SAINT-DOMINGUE – L’avocate Elizabeth Silver explique que le contrat de location doit être adapté à chaque bien immobilier et tenir compte de tous les détails et clauses convenus entre le propriétaire et le locataire, afin de protéger à la fois le client et le travail de l’agent immobilier.
S'exprimant hier soir lors de la certification immobilière (CBR02), organisée par l'AEI, l'Association des agents et sociétés immobilières, l'expert a conseillé de veiller à ce que le document soit rédigé par un professionnel du droit afin d'éviter des problèmes imprévus, car en cas de litige, le juge s'en tient toujours aux termes du contrat.
Silver a exhorté les agents immobiliers à faire preuve de prudence lors de la rédaction de l'instrument juridique afin de pouvoir protéger leurs clients et leur travail.
Il a tenu ces propos lors d'une intervention sur le thème « Ce qu'un agent de la CBR doit savoir sur les locations en République dominicaine, du point de vue commercial à l'aspect juridique ».
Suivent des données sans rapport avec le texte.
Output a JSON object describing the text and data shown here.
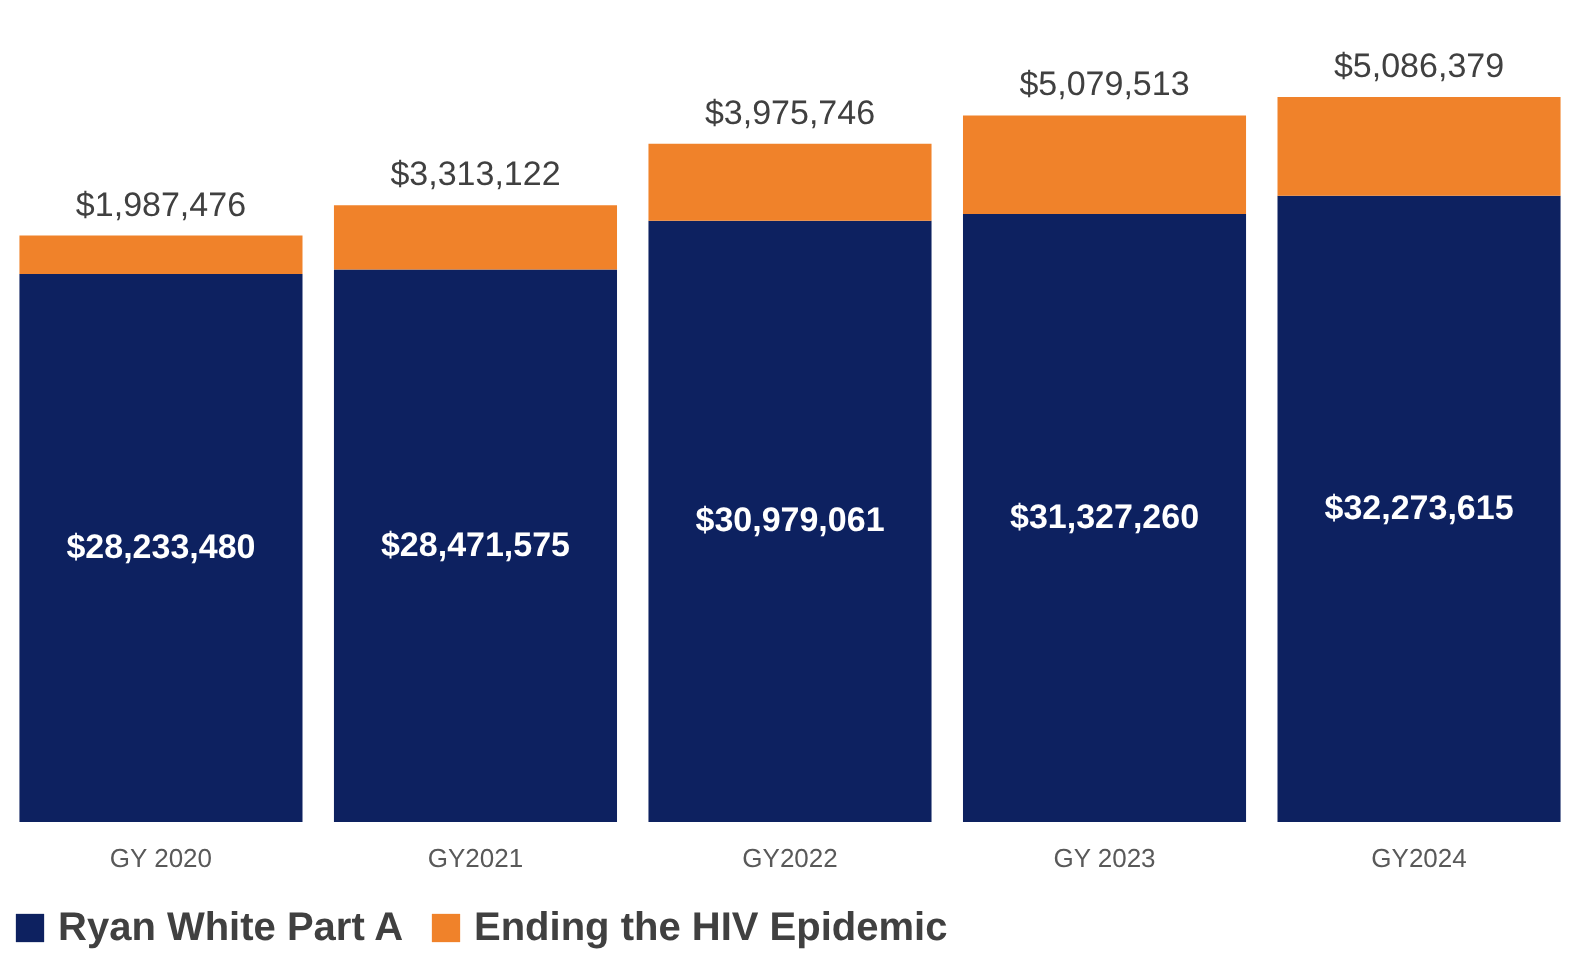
{
  "chart_data": {
    "type": "bar",
    "stacked": true,
    "legend": "bottom",
    "grid": false,
    "categories": [
      "GY 2020",
      "GY2021",
      "GY2022",
      "GY 2023",
      "GY2024"
    ],
    "series": [
      {
        "name": "Ryan White Part A",
        "color": "#0d2160",
        "values": [
          28233480,
          28471575,
          30979061,
          31327260,
          32273615
        ],
        "value_labels": [
          "$28,233,480",
          "$28,471,575",
          "$30,979,061",
          "$31,327,260",
          "$32,273,615"
        ]
      },
      {
        "name": "Ending the HIV Epidemic",
        "color": "#f0822a",
        "values": [
          1987476,
          3313122,
          3975746,
          5079513,
          5086379
        ],
        "value_labels": [
          "$1,987,476",
          "$3,313,122",
          "$3,975,746",
          "$5,079,513",
          "$5,086,379"
        ]
      }
    ]
  }
}
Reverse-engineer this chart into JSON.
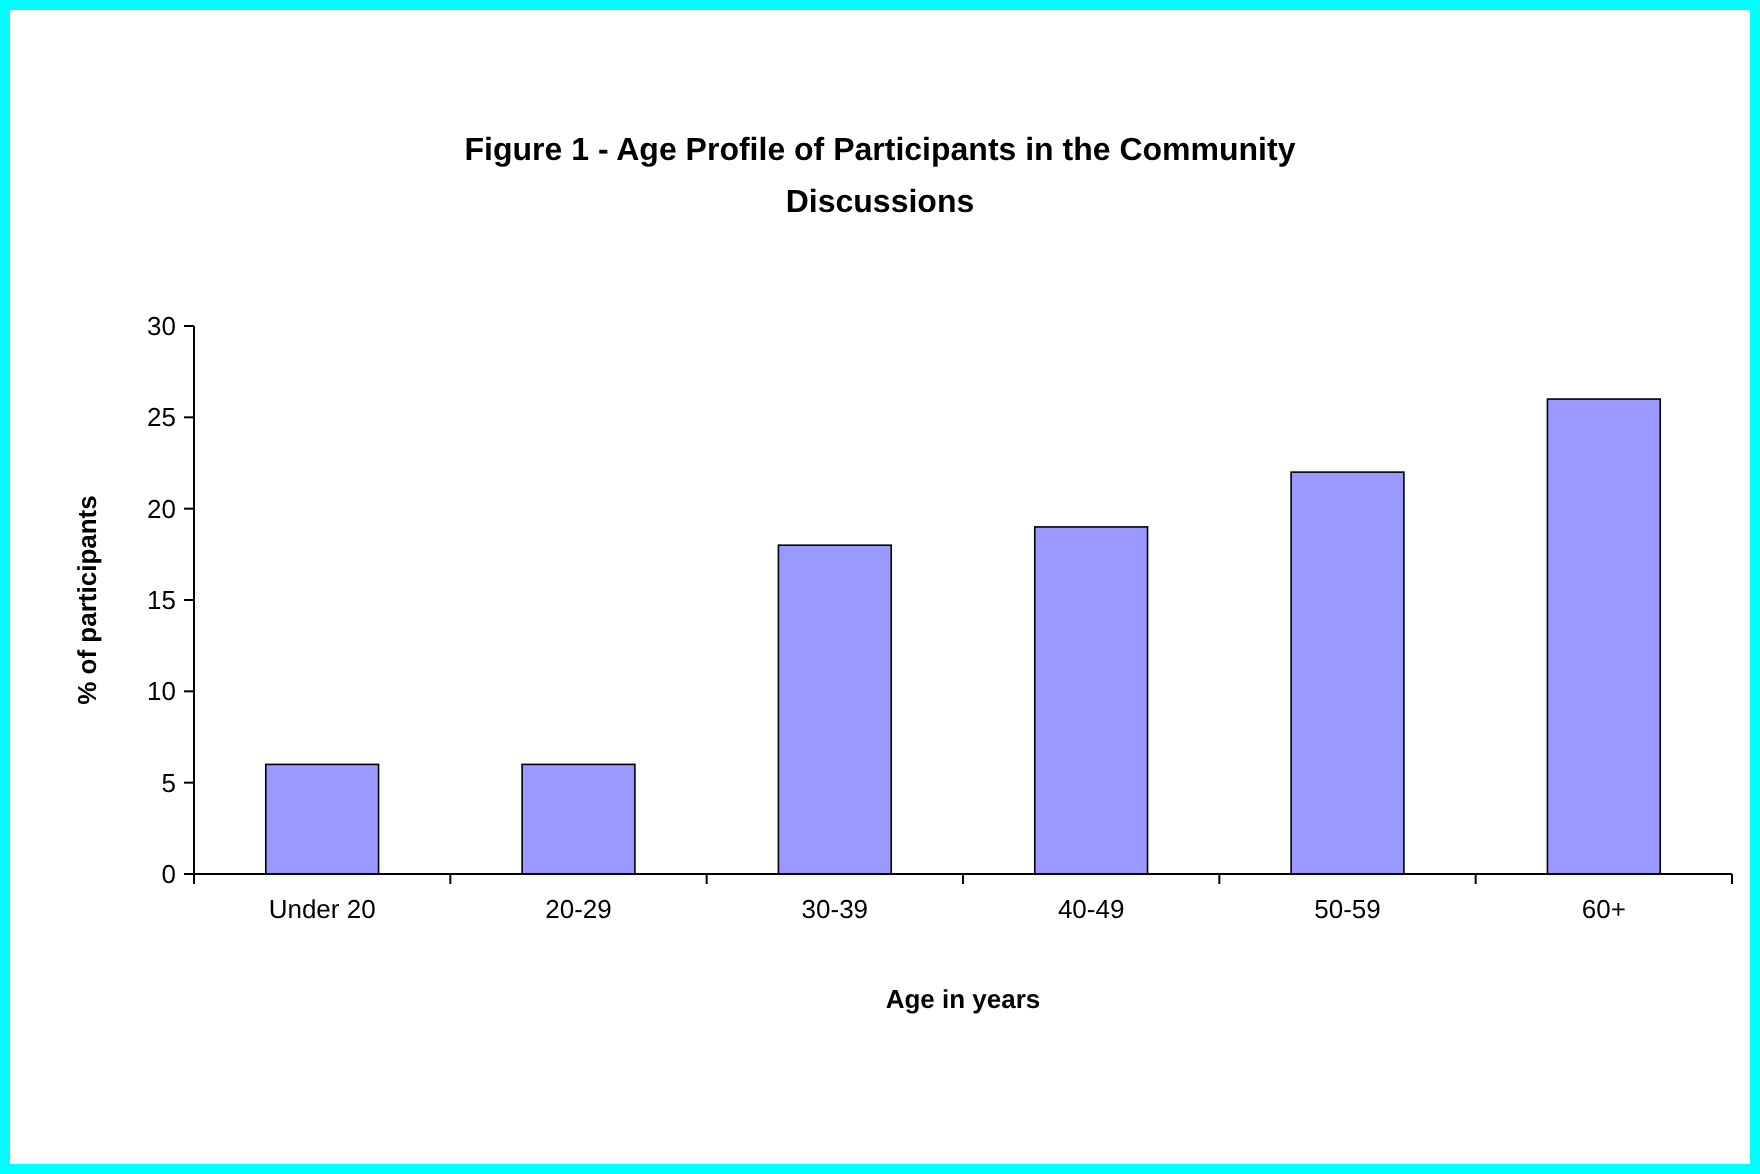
{
  "chart_data": {
    "type": "bar",
    "title": "Figure 1 - Age Profile of Participants in the Community Discussions",
    "xlabel": "Age in years",
    "ylabel": "% of participants",
    "categories": [
      "Under 20",
      "20-29",
      "30-39",
      "40-49",
      "50-59",
      "60+"
    ],
    "values": [
      6,
      6,
      18,
      19,
      22,
      26
    ],
    "color": "#9999ff",
    "ylim": [
      0,
      30
    ],
    "yticks": [
      0,
      5,
      10,
      15,
      20,
      25,
      30
    ],
    "grid": false
  }
}
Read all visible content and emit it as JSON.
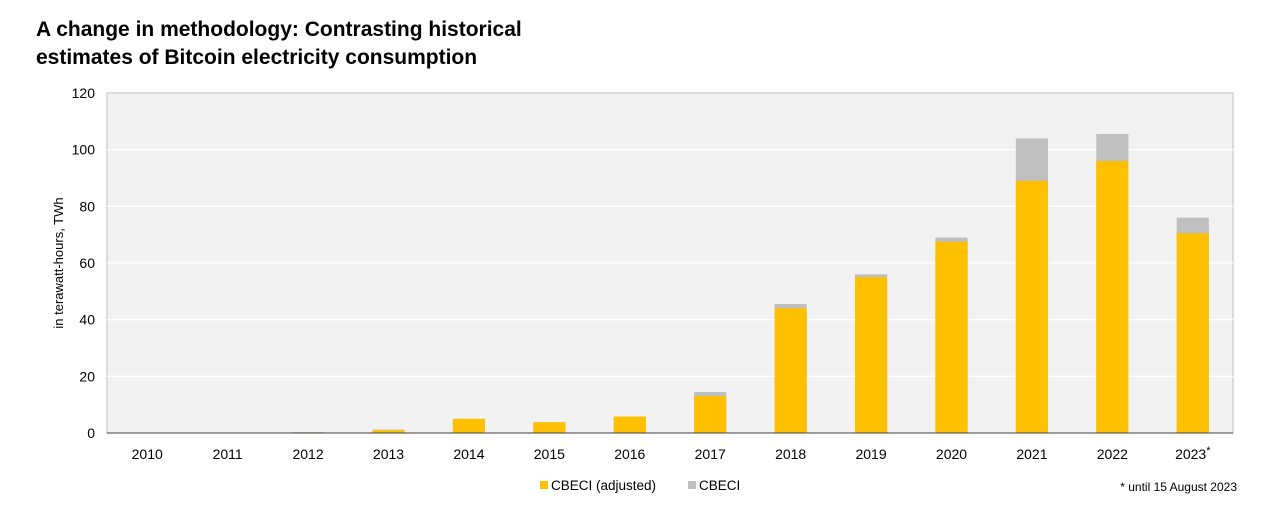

L'avocate a abordé les clauses importantes qui doivent figurer dans un contrat de location. Par exemple, la clause relative à la sous-location, un point qu'elle recommande d'énoncer explicitement dans le document, car « ce qui n'est pas interdit est permis ».
Il a exhorté les agents immobiliers à faire preuve de prudence lorsqu'ils enquêtent sur leurs clients et à demander leur consentement préalable, expliquant que toutes les données des personnes impliquées doivent être incluses dans le document juridique afin qu'elles puissent être contactées en cas de besoin, suggérant ainsi de s'assurer de la qualité des parties.
« Pour éviter tout problème, par exemple, il est important de disposer d'une procuration pour promouvoir la location ou gérer le bien, et dans les deux cas, une procuration est nécessaire et doit être utilisée pour exercer cette fonction. ».
Sur ce dernier point, il a précisé que la clause devait être générale, afin de tenir compte des propriétaires qui, quelques mois après la cession du bien, souhaitent en reprendre la gestion. Dans ce cas, il conseille d'inclure une disposition prévoyant le remboursement par le propriétaire de tous les frais engagés par le professionnel en charge du bien.
Une condition importante à prendre en compte est celle autorisant le propriétaire à inspecter son bien annuellement afin d'en évaluer l'état. Pour les locations meublées, cette inspection devrait être exigée tous les six mois. Dans les deux cas, il est recommandé de dresser un inventaire complet des biens et de documenter leur état à la remise des clés, notamment par des vidéos et des photos datées.
Concernant la responsabilité du co-caution, il a expliqué qu'il est plus approprié d'inclure cette personne et non un garant ordinaire, car la première se voit attribuer les mêmes responsabilités que le locataire dans le contrat et peut faire l'objet d'une saisie en cas de non-respect des obligations.
Silver a rappelé à tous que le contrat devait être notarié et a demandé aux agents de ne jamais remettre les clés sans s'assurer que toutes les signatures étaient correctement enregistrées sur le document.
Concernant les augmentations annuelles de loyer que de nombreux propriétaires anticipent, il précise qu'aucun cadre juridique dominicain ne fixe de pourcentages précis. Il suggère donc à chaque propriétaire d'évaluer la situation individuellement, en tenant compte du type de locataire.
À propos des entreprises
Il explique que lors de la recherche d'un logement à louer, les candidats doivent faire l'objet d'une vérification approfondie et que l'immatriculation de leur entreprise doit être exigée, car il arrive qu'il s'agisse de sociétés écrans. Si l'entreprise est nouvellement créée, un relevé bancaire doit être demandé afin de vérifier sa solvabilité, ainsi qu'une copie du procès-verbal de l'assemblée générale dûment enregistré. « Il ne faut jamais permettre à un client d'être à la fois locataire et garant. ».